OKX and Bybit remove Tinkoff Bank and Sberbank from payment options, following Binance’s lead, amid international sanctions.
In a recent development, OKX and Bybit have joined Binance in ceasing their support for certain Russian banks facing international financial sanctions. The exclusion notably affects Tinkoff Bank and Sberbank, which have been removed from the list of available banks for peer-to-peer (P2P) transactions on these platforms.
Local Russian users who hold accounts with Tinkoff Bank or Sberbank will now find it impossible to exchange fiat money for cryptocurrency through the P2P platforms of these exchanges. Interestingly, no official confirmation has come from either OKX or Bybit regarding this decision.
This move follows close scrutiny from the media, especially after a recent Wall Street Journal article highlighted that Binance was offering Tinkoff Bank and Sberbank as transfer options. As of August 24, Binance removed these banks from its P2P platform, initially only taking down their brand-color-coded “yellow” and “green” options and later removing them completely. The withdrawal of these banking options by Binance prompted other exchanges, including OKX and Bybit, to follow suit.
Exceptions and Loopholes in Compliance
At the time of writing, OKX continues to offer fiat transfers to Russian accounts held with Raiffeisen Bank and Russian Standard Bank. These institutions are not on the United States Treasury’s list of sanctioned entities.
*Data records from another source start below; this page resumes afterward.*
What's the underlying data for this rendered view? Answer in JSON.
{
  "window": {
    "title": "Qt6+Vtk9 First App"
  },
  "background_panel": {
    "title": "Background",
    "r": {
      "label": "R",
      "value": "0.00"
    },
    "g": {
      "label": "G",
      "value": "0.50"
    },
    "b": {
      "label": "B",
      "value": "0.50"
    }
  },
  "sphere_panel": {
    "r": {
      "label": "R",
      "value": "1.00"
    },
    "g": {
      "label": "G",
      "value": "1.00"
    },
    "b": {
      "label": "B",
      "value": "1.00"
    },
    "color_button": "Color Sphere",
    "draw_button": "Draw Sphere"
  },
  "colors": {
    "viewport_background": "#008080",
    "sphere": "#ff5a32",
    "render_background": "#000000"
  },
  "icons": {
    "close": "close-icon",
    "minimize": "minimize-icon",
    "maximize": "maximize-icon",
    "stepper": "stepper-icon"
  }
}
However, the recent changes raise questions about the extent of regulatory compliance by these exchanges, especially when Cointelegraph discovered that some Binance P2P users are still creating sales ads that prefer “the green bank” as their payment method.
Similar incidents have reportedly occurred on OKX and Bybit as well, where some sellers are still secretly offering the option to transact via the sanctioned banks in private communications. These practices indicate that although the platforms have taken public steps to comply with sanctions, loopholes exist that allow for transactions through banned financial institutions.